The corporate regulator has identified widespread poor practice from managed investment schemes with investigations of potential breaches of compliance plans expected to happen.
The review conducted by ASIC into managed funds compliance plans concluded responsible entities (REs) of managed investment schemes must ensure their compliance plans are both adequate and comply with the controls set out in them.
“Our review of compliance plans developed and maintained by responsible entities identified the need for improvement,” ASIC said in the report.
“We are considering a range of regulatory responses, including writing to responsible entities on our expectation for review and modification of their plans. ASIC is also investigating potential breaches of compliance plan obligations.”
The review covered 50 REs which accounted for 14.5 per cent of all REs, 45 per cent of all registered funds, and 47 per cent of all registered fund sector assets worth nearly $2 trillion in total.
The law allows REs to use a “master compliance plan” across multiple funds, provided the responsible entity operates all the funds.
However, ASIC said some REs had wrongly relied on parts of the master compliance plan of a fund operated by a different RE, meaning those funds had a substantive compliance plan.
ASIC said inadequate compliance plans can be indicative of governance failings and risk exposing retail investors to harm.
The regulator found most plans failed to adequately address three regulatory obligations covered in the review: the reportable situations regime, Design and Distribution Obligations, and Internal Dispute Resolution processes and reporting.
Inadequate treatment of the compliance obligations was widespread, and ASIC identified fulfilling DDO obligations as the “poorest” of the three, followed by IDR.
Some plans even failed to address DDO – a reform that came into place in late 2021 – which ASIC said indicated updates haven’t been done since the regime came into place.
“ASIC has provided long-standing guidance to help REs maintain adequate compliance plans,” ASIC Commissioner Alan Kirkland said in a media release.

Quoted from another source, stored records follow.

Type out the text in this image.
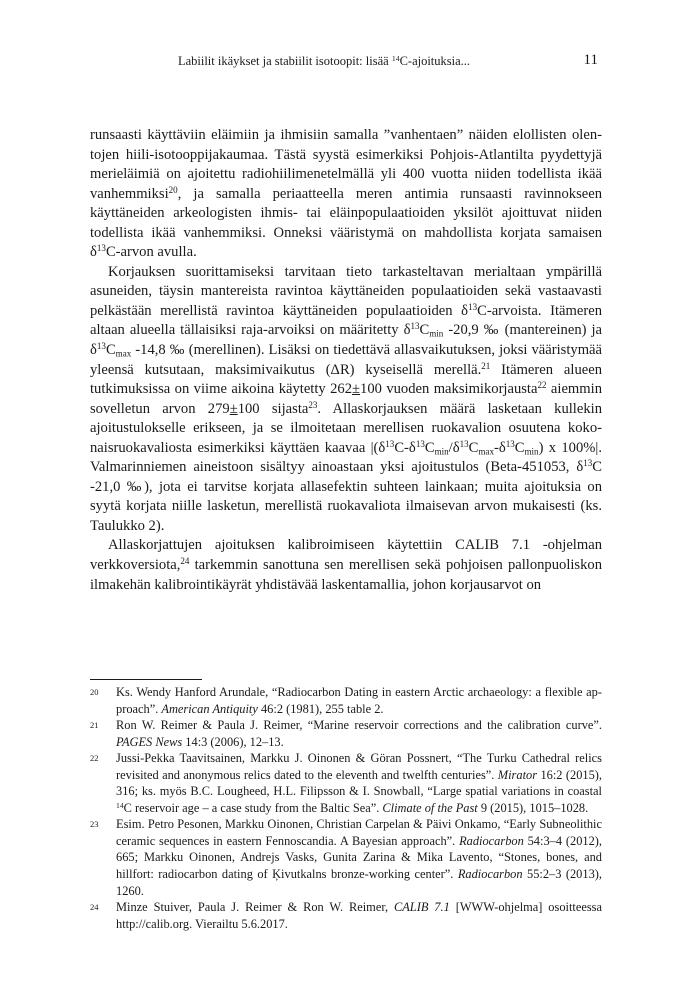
Labiilit ikäykset ja stabiilit isotoopit: lisää $^{14}$C-ajoituksia...	11

runsaasti käyttäviin eläimiin ja ihmisiin samalla ”vanhentaen” näiden elollisten olentojen hiili-isotooppijakaumaa. Tästä syystä esimerkiksi Pohjois-Atlantilta pyydettyjä merieläimiä on ajoitettu radiohiilimenetelmällä yli 400 vuotta niiden todellista ikää vanhemmiksi$^{20}$, ja samalla periaatteella meren antimia runsaasti ravinnokseen käyttäneiden arkeologisten ihmis- tai eläinpopulaatioiden yksilöt ajoittuvat niiden todellista ikää vanhemmiksi. Onneksi vääristymä on mahdollista korjata samaisen $\delta^{13}C$-arvon avulla.

Korjauksen suorittamiseksi tarvitaan tieto tarkasteltavan merialtaan ympärillä asuneiden, täysin mantereista ravintoa käyttäneiden populaatioiden sekä vastaavasti pelkästään merellistä ravintoa käyttäneiden populaatioiden $\delta^{13}C$-arvoista. Itämeren altaan alueella tällaisiksi raja-arvoiksi on määritetty $\delta^{13}C_{min}$ -20,9 ‰ (mantereinen) ja $\delta^{13}C_{max}$ -14,8 ‰ (merellinen). Lisäksi on tiedettävä allasvaikutuksen, joksi vääristymää yleensä kutsutaan, maksimivaikutus (ΔR) kyseisellä merellä.$^{21}$ Itämeren alueen tutkimuksissa on viime aikoina käytetty 262±100 vuoden maksimikorjausta$^{22}$ aiemmin sovelletun arvon 279±100 sijasta$^{23}$. Allaskorjauksen määrä lasketaan kullekin ajoitustulokselle erikseen, ja se ilmoitetaan merellisen ruokavalion osuutena kokonaisruokavaliosta esimerkiksi käyttäen kaavaa $|(\delta^{13}C-\delta^{13}C_{min}/\delta^{13}C_{max}-\delta^{13}C_{min})$ x 100%|. Valmarinniemen aineistoon sisältyy ainoastaan yksi ajoitustulos (Beta-451053, $\delta^{13}C$ -21,0 ‰), jota ei tarvitse korjata allasefektin suhteen lainkaan; muita ajoituksia on syytä korjata niille lasketun, merellistä ruokavaliota ilmaisevan arvon mukaisesti (ks. Taulukko 2).

Allaskorjattujen ajoituksen kalibroimiseen käytettiin CALIB 7.1 -ohjelman verkkoversiota,$^{24}$ tarkemmin sanottuna sen merellisen sekä pohjoisen pallonpuoliskon ilmakehän kalibrointikäyrät yhdistävää laskentamallia, johon korjausarvot on

20	Ks. Wendy Hanford Arundale, “Radiocarbon Dating in eastern Arctic archaeology: a flexible approach”. American Antiquity 46:2 (1981), 255 table 2.
21	Ron W. Reimer & Paula J. Reimer, “Marine reservoir corrections and the calibration curve”. PAGES News 14:3 (2006), 12–13.
22	Jussi-Pekka Taavitsainen, Markku J. Oinonen & Göran Possnert, “The Turku Cathedral relics revisited and anonymous relics dated to the eleventh and twelfth centuries”. Mirator 16:2 (2015), 316; ks. myös B.C. Lougheed, H.L. Filipsson & I. Snowball, “Large spatial variations in coastal $^{14}$C reservoir age – a case study from the Baltic Sea”. Climate of the Past 9 (2015), 1015–1028.
23	Esim. Petro Pesonen, Markku Oinonen, Christian Carpelan & Päivi Onkamo, “Early Subneolithic ceramic sequences in eastern Fennoscandia. A Bayesian approach”. Radiocarbon 54:3–4 (2012), 665; Markku Oinonen, Andrejs Vasks, Gunita Zarina & Mika Lavento, “Stones, bones, and hillfort: radiocarbon dating of Ķivutkalns bronze-working center”. Radiocarbon 55:2–3 (2013), 1260.
24	Minze Stuiver, Paula J. Reimer & Ron W. Reimer, CALIB 7.1 [WWW-ohjelma] osoitteessa http://calib.org. Vierailtu 5.6.2017.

“There is no excuse for the scale of poor practice we have identified. In ASIC’s view, these types of deficiencies raise concerns that governance arrangements are lacking.”
Compliance plan audits were not in the scope of the review, but ASIC said none of the 23 auditors of the 50 compliances reviewed issued qualified audit reports relating to the areas of concern identified in the review over the last three audit cycles, nor did auditors raise any concerns to the regulator during this period.